February 12, 2026 - 3:30pm

When Tommy Robinson was released from prison in August 2018, Jeffrey Epstein sent an email to Steve Bannon, a long-time ally and lynchpin of the global populist Right. “Tommy Robinson. !!,” he wrote. “Good work.” Bannon replied with one word: “Thanks.”

For Robinson, this exchange — and another in which Bannon tells Epstein that Robinson is the “backbone of England” — may have proved deeply embarrassing. Robinson’s critics have seized on these emails as evidence that he is, at best, compromised by ties to foreign money or, at worst, “Tommy Robinstein”: an Israeli asset sent to undermine British nationalism. Now, the anti-Islam activist is attempting to set the record straight.

Writing on Wednesday for The Jerusalem Post, Robinson claimed he had never spoken to Epstein, condemned him as a “despicable, predatory, and evil man”, and offered a rebuttal to arguments that the paedophile financier was working for Israeli intelligence. In neat prose with more than a whiff of ChatGPT about it, he argued that it is a “crude caricature” to describe Epstein as a “Zionist agent”.

“Epstein,” wrote Robinson, “did not live or behave like someone ideologically committed to the Jewish state.” This is an odd claim to make about someone who donated to the Friends of the Israeli Defence Force and the Jewish National Fund and who, according to his own lawyer, used to wear an IDF t-shirt “proudly”. Putting the strength of his argument to one side, however, the more interesting question is how Robinson came to be published by The Jerusalem Post in the first place.

In recent decades, as Israel has shifted to the Right, its leaders have cultivated bonds with national populists across Europe. For many sceptics of liberalism, such as Bannon, the Jewish state provides an example of how an ethnically exclusionary democracy might be built. For Benjamin Netanyahu, pro-Trump leaders make for more reliable allies than Europe’s traditional elite. It is for this reason that Viktor Orbán is welcome in Jerusalem while Labour MPs are banned from entering the country.

Robinson’s introduction to Israeli politics appears to have come via Betar, a Revisionist Zionist party founded by Ze’ev Jabotinsky, the paramilitary leader and hard-Right rival of Israel’s national father, David Ben-Gurion. Much diminished in the 21st century, the party nonetheless helped organise a recent trip by Robinson to Israel in which he was celebrated by Amichai Chikli, the minister for the diaspora, to shrieks of outrage in London.

“Tommy Robinson is an extremely popular figure in Israel, and a leader the Jewish people greatly appreciate,” Betar’s spokesperson, Daniel Levy, told me on Thursday. The group’s leaders have known him since the early years of the English Defence League and now think of him as “one of the world’s finest journalists,” he said. Levy claimed that Robinson is now writing for The Jerusalem Post because it is a “friendly outlet” unlike “the liberal left of centre Jewish Chronicle, which sides with the woke British Board of Deputies and entities which are often hostile to the Jewish state”.

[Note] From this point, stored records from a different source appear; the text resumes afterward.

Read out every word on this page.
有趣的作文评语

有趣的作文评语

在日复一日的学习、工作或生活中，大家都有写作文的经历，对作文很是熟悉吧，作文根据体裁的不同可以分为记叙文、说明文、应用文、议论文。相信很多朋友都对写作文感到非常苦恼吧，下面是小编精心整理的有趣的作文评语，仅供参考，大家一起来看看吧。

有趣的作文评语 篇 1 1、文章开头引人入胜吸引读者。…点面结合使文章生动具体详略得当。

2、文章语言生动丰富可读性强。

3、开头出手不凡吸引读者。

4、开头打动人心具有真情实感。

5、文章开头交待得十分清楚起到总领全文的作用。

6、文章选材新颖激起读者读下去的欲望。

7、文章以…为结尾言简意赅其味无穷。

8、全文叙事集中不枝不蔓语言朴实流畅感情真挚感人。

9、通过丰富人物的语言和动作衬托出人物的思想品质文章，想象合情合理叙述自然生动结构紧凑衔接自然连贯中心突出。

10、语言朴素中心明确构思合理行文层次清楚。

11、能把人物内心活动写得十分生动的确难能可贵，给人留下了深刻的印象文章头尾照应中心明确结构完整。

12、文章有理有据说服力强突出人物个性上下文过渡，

This Israeli connection marks no pivot for Robinson, who has always courted Zionist support. In 2010, shortly after the creation of the EDL, the activist founded a Jewish division of the group to “lead the counter-Jihad fight in England”. Writing on Facebook, one supporter compared its members to Shayet-13, an IDF special forces unit. In the years since, Robinson has taken funding from pro-Israel sources, including the Middle East Forum, a think tank, and Robert Shillman, a US tech billionaire.

In the eyes of these longstanding American backers and his new Israeli friends, the former tanning salon owner is an ordinary working-class man standing up for British values. “The writer is a British patriot, street-level activist, and unapologetic truth-teller who has spent two decades exposing the rot in Britain’s institutions,” reads his bio on The Jerusalem Post’s website. To many in Britain, the truth is rather different.


Felix Pope is a reporter based in London.